Ich hatte die Beziehung falsch eingeschätzt
Schon in einer Beziehung zwischen zweien ist es oft schwer, die Balance herzustellen zwischen der Freiheit, die man einander schenkt, und der Sicherheit, die man einander gibt. Das Pendel schwingt immer zwischen den beiden unerreichbaren Polen der absoluten Sicherheit und der absoluten Freiheit. Es ist ein nie endender Aushandlungsprozess, und je nach den Bedürfnissen der Beteiligten schlägt es für eine gewisse Zeit eher in die eine und dann wieder in die andere Richtung aus.
Für eine lange Zeit hatte ich das Gefühl, dass wir diese Balance in unserer Dreiecksbeziehung perfekt austariert hatten. Mein Bedürfnis nach Sicherheit war in meiner Verbindung zu Sophie vollkommen abgedeckt, und wenn ich mich nach Abenteuern sehnte, konnte ich mir sicher sein, mit Inka welche zu erleben. Ich hatte es mir in unserer Konstellation gemütlich gemacht und sah durch meine rosarote Brille die anderen beiden nicht mehr klar. Das wurde mir bewusst, als ich bei Sophie ankam und Inka langsam zu sprechen anfing. Ich hatte unsere Beziehung und vor allem den von uns geteilten Raum vollkommen falsch eingeschätzt.
Wir ahnten, dass es das Ende war
Inka erzählte, dass sie sich seit längerem schon nicht mehr geborgen fühlte, dass sie sich nach einer echten Verbindung sehnte, aufgehoben und geliebt werden wollte. Der Raum, den wir uns eigentlich zu dritt geschaffen hatten, war zu einem Raum zwischen mir und Sophie geworden, aus dem wir in regelmäßigen Abständen mit Inka ausbrachen. Sie fühlte sich ausgeschlossen und war eifersüchtig. Sie suchte nach Nähe und Sicherheit, doch wir hatten ihr bloß Abenteuer und Freiheit zu bieten.
Wie konnte ich mich so irren? Warum hatte ich nicht bemerkt, dass Inkas Bedürfnisse in meiner Beziehung zu Sophie untergegangen waren?
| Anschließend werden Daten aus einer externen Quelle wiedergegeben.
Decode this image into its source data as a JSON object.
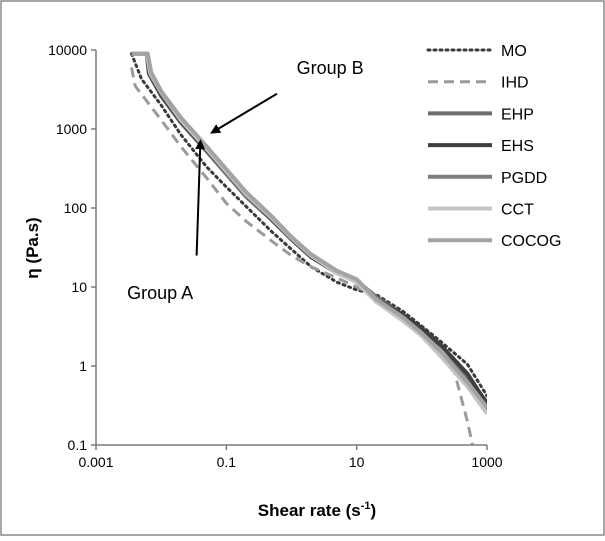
{
  "chart_data": {
    "type": "line",
    "title": "",
    "xlabel": "Shear rate (s",
    "xlabel_sup": "-1",
    "xlabel_end": ")",
    "ylabel": "η (Pa.s)",
    "xscale": "log",
    "yscale": "log",
    "xlim": [
      0.001,
      1000
    ],
    "ylim": [
      0.1,
      10000
    ],
    "x_ticks": [
      {
        "value": 0.001,
        "label": "0.001"
      },
      {
        "value": 0.1,
        "label": "0.1"
      },
      {
        "value": 10,
        "label": "10"
      },
      {
        "value": 1000,
        "label": "1000"
      }
    ],
    "y_ticks": [
      {
        "value": 0.1,
        "label": "0.1"
      },
      {
        "value": 1,
        "label": "1"
      },
      {
        "value": 10,
        "label": "10"
      },
      {
        "value": 100,
        "label": "100"
      },
      {
        "value": 1000,
        "label": "1000"
      },
      {
        "value": 10000,
        "label": "10000"
      }
    ],
    "grid": false,
    "legend_position": "right",
    "annotations": [
      {
        "text": "Group B",
        "text_at": [
          1.2,
          5000
        ],
        "arrow_from": [
          0.6,
          2800
        ],
        "arrow_to": [
          0.06,
          900
        ]
      },
      {
        "text": "Group A",
        "text_at": [
          0.003,
          7
        ],
        "arrow_from": [
          0.035,
          25
        ],
        "arrow_to": [
          0.04,
          700
        ]
      }
    ],
    "series": [
      {
        "name": "MO",
        "color": "#3a3a3a",
        "style": "dotted",
        "width": 3,
        "points": [
          [
            0.0035,
            9000
          ],
          [
            0.005,
            4300
          ],
          [
            0.01,
            2000
          ],
          [
            0.02,
            850
          ],
          [
            0.05,
            330
          ],
          [
            0.1,
            185
          ],
          [
            0.2,
            105
          ],
          [
            0.5,
            50
          ],
          [
            1,
            30
          ],
          [
            2,
            18
          ],
          [
            5,
            11.5
          ],
          [
            10,
            9.2
          ],
          [
            20,
            8
          ],
          [
            50,
            5
          ],
          [
            100,
            3.2
          ],
          [
            200,
            2
          ],
          [
            500,
            1.05
          ],
          [
            1000,
            0.42
          ]
        ]
      },
      {
        "name": "IHD",
        "color": "#9a9a9a",
        "style": "dashed",
        "width": 3,
        "points": [
          [
            0.0035,
            6000
          ],
          [
            0.004,
            3500
          ],
          [
            0.01,
            1300
          ],
          [
            0.02,
            600
          ],
          [
            0.05,
            240
          ],
          [
            0.1,
            115
          ],
          [
            0.2,
            68
          ],
          [
            0.5,
            38
          ],
          [
            1,
            25
          ],
          [
            2,
            18
          ],
          [
            5,
            13
          ],
          [
            10,
            10
          ],
          [
            20,
            7.5
          ],
          [
            50,
            4
          ],
          [
            100,
            2.5
          ],
          [
            200,
            1.5
          ],
          [
            300,
            1
          ],
          [
            400,
            0.4
          ],
          [
            500,
            0.2
          ],
          [
            600,
            0.1
          ]
        ]
      },
      {
        "name": "EHP",
        "color": "#6e6e6e",
        "style": "solid",
        "width": 4,
        "points": [
          [
            0.0035,
            9000
          ],
          [
            0.006,
            9000
          ],
          [
            0.0065,
            5000
          ],
          [
            0.01,
            2600
          ],
          [
            0.02,
            1200
          ],
          [
            0.05,
            520
          ],
          [
            0.1,
            270
          ],
          [
            0.2,
            140
          ],
          [
            0.5,
            70
          ],
          [
            1,
            40
          ],
          [
            2,
            24
          ],
          [
            5,
            16
          ],
          [
            10,
            12
          ],
          [
            20,
            7.5
          ],
          [
            50,
            4.5
          ],
          [
            100,
            2.8
          ],
          [
            200,
            1.5
          ],
          [
            500,
            0.7
          ],
          [
            1000,
            0.35
          ]
        ]
      },
      {
        "name": "EHS",
        "color": "#3f3f3f",
        "style": "solid",
        "width": 4,
        "points": [
          [
            0.0035,
            9000
          ],
          [
            0.006,
            9000
          ],
          [
            0.0065,
            5000
          ],
          [
            0.01,
            2700
          ],
          [
            0.02,
            1250
          ],
          [
            0.05,
            540
          ],
          [
            0.1,
            290
          ],
          [
            0.2,
            150
          ],
          [
            0.5,
            72
          ],
          [
            1,
            40
          ],
          [
            2,
            24
          ],
          [
            5,
            15
          ],
          [
            10,
            12
          ],
          [
            20,
            7
          ],
          [
            50,
            4.5
          ],
          [
            100,
            3
          ],
          [
            200,
            1.8
          ],
          [
            500,
            0.8
          ],
          [
            1000,
            0.33
          ]
        ]
      },
      {
        "name": "PGDD",
        "color": "#7e7e7e",
        "style": "solid",
        "width": 4,
        "points": [
          [
            0.0035,
            9000
          ],
          [
            0.0062,
            9000
          ],
          [
            0.007,
            5200
          ],
          [
            0.01,
            3000
          ],
          [
            0.02,
            1350
          ],
          [
            0.05,
            580
          ],
          [
            0.1,
            300
          ],
          [
            0.2,
            155
          ],
          [
            0.5,
            75
          ],
          [
            1,
            41
          ],
          [
            2,
            25
          ],
          [
            5,
            15.5
          ],
          [
            10,
            12
          ],
          [
            20,
            7
          ],
          [
            50,
            4
          ],
          [
            100,
            2.6
          ],
          [
            200,
            1.5
          ],
          [
            500,
            0.6
          ],
          [
            1000,
            0.28
          ]
        ]
      },
      {
        "name": "CCT",
        "color": "#c4c4c4",
        "style": "solid",
        "width": 4,
        "points": [
          [
            0.0035,
            9000
          ],
          [
            0.006,
            9000
          ],
          [
            0.0068,
            5000
          ],
          [
            0.01,
            2900
          ],
          [
            0.02,
            1300
          ],
          [
            0.05,
            560
          ],
          [
            0.1,
            290
          ],
          [
            0.2,
            150
          ],
          [
            0.5,
            74
          ],
          [
            1,
            42
          ],
          [
            2,
            25
          ],
          [
            5,
            15
          ],
          [
            10,
            11.5
          ],
          [
            20,
            6.5
          ],
          [
            50,
            3.8
          ],
          [
            100,
            2.4
          ],
          [
            200,
            1.3
          ],
          [
            500,
            0.55
          ],
          [
            1000,
            0.25
          ]
        ]
      },
      {
        "name": "COCOG",
        "color": "#a3a3a3",
        "style": "solid",
        "width": 4,
        "points": [
          [
            0.0035,
            9000
          ],
          [
            0.0062,
            9000
          ],
          [
            0.007,
            5200
          ],
          [
            0.01,
            3000
          ],
          [
            0.02,
            1400
          ],
          [
            0.05,
            600
          ],
          [
            0.1,
            310
          ],
          [
            0.2,
            160
          ],
          [
            0.5,
            78
          ],
          [
            1,
            43
          ],
          [
            2,
            26
          ],
          [
            5,
            16
          ],
          [
            10,
            12.5
          ],
          [
            20,
            7
          ],
          [
            50,
            4.2
          ],
          [
            100,
            2.6
          ],
          [
            200,
            1.5
          ],
          [
            500,
            0.62
          ],
          [
            1000,
            0.3
          ]
        ]
      }
    ]
  }
}
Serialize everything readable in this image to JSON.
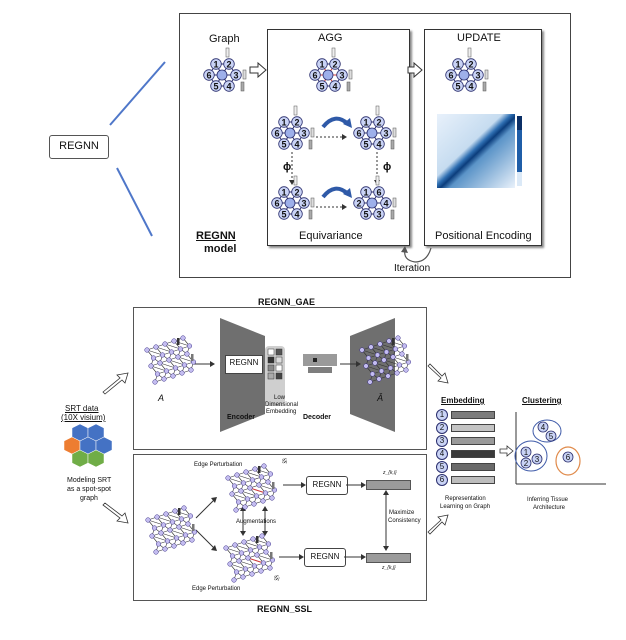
{
  "top": {
    "regnn_label": "REGNN",
    "graph_label": "Graph",
    "agg_label": "AGG",
    "update_label": "UPDATE",
    "equivariance_label": "Equivariance",
    "positional_encoding_label": "Positional Encoding",
    "iteration_label": "Iteration",
    "model_label_line1": "REGNN",
    "model_label_line2": "model",
    "phi_symbol": "ϕ",
    "node_numbers": [
      "1",
      "2",
      "3",
      "4",
      "5",
      "6"
    ]
  },
  "bottom": {
    "gae_title": "REGNN_GAE",
    "ssl_title": "REGNN_SSL",
    "regnn_block": "REGNN",
    "encoder_label": "Encoder",
    "decoder_label": "Decoder",
    "low_dim_line1": "Low",
    "low_dim_line2": "Dimensional",
    "low_dim_line3": "Embedding",
    "a_symbol": "A",
    "a_hat_symbol": "Â",
    "srt_line1": "SRT data",
    "srt_line2": "(10X visium)",
    "modeling_line1": "Modeling SRT",
    "modeling_line2": "as a spot-spot",
    "modeling_line3": "graph",
    "edge_perturbation_top": "Edge Perturbation",
    "edge_perturbation_bottom": "Edge Perturbation",
    "augmentations_label": "Augmentations",
    "regnn_ssl_top": "REGNN",
    "regnn_ssl_bottom": "REGNN",
    "gi_symbol": "𝒢ᵢ",
    "gj_symbol": "𝒢ⱼ",
    "zki_symbol": "z_{k,i}",
    "zkj_symbol": "z_{k,j}",
    "maximize_line1": "Maximize",
    "maximize_line2": "Consistency",
    "embedding_title": "Embedding",
    "clustering_title": "Clustering",
    "repr_line1": "Representation",
    "repr_line2": "Learning on Graph",
    "inferring_line1": "Inferring Tissue",
    "inferring_line2": "Architecture",
    "embedding_rows": [
      "1",
      "2",
      "3",
      "4",
      "5",
      "6"
    ],
    "cluster_nodes": [
      "4",
      "5",
      "1",
      "2",
      "3",
      "6"
    ]
  },
  "colors": {
    "node_fill": "#c9d3f5",
    "node_stroke": "#2b2f6e",
    "connector_blue": "#4f77c9",
    "arrow_dark_blue": "#2f5aa8",
    "cluster_blue": "#3f5ba9",
    "cluster_orange": "#e08a4a",
    "hex_blue": "#4472c4",
    "hex_orange": "#ed7d31",
    "hex_green": "#70ad47"
  }
}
Was war geschehen, dass wir Inka nicht mehr richtig gesehen hatten? War die Liebe zu dritt vielleicht doch unmöglich?
Sophie und ich wollten und konnten das nicht akzeptieren. Wir wollten Inka dazu bewegen, bei uns zu bleiben. Wir wollten sie unbedingt umstimmen und ihr klarmachen, dass wir uns ändern könnten, jetzt, wo wir verstanden hatten, was sie brauchte. Wir ahnten wohl beide schon, dass das Ende unserer Beziehung zu Inka auch das Ende unserer Beziehung zu zweit sein würde. Doch Inka ließ sich nicht überreden, ihr Entschluss stand fest und sie wollte nach Hause, also brachten wir sie wieder zum Bahnhof.
Die Liebe zu dritt, oder zu viert, scheint also doch möglich zu sein
Als wir dem Zug hinterhersahen, war es beinahe wie an dem Tag, als wir Inka das erste Mal hierher begleitet hatten. Was jetzt?
Diesmal suchte meine Hand nicht die von Sophie, denn ich wusste, dass der Raum, in dem unsere Beziehung stattgefunden hatte, nicht mehr da war. Wir hatten durch Inka zueinandergefunden und hätten uns komplett neu erfinden müssen, um weiterhin ein Paar zu sein. Wir versuchten es noch für eine Weile, doch nach ein paar Wochen wurde uns klar, dass es das Beste für uns wäre, neue Wege zu beschreiten und unser Liebesglück anderswo zu finden.
Doch die Geschichte ist noch nicht vorbei, dies ist nicht das tränenrührige Ende einer Seifenoper. Sophie ist frei und glücklich geworden, sie hat vor einem Jahr ein Kind bekommen und zieht es nun gemeinsam mit zwei Vätern auf. Die Liebe zu dritt, oder zu viert, scheint also doch möglich zu sein. Inka ist in den letzten Zügen ihres Studiums und schaut gespannt einer aufregenden Zukunft entgegen. Und ich? Ich schicke diesen Text jetzt an Inka, damit sie ihn Korrektur liest. Ich werde ihr schreiben, wie verrückt es ist, sich an unsere wilden Anfänge zu erinnern und wie dankbar ich bin, dass wir nach all den Irrungen und Wirrungen wieder zueinandergefunden haben.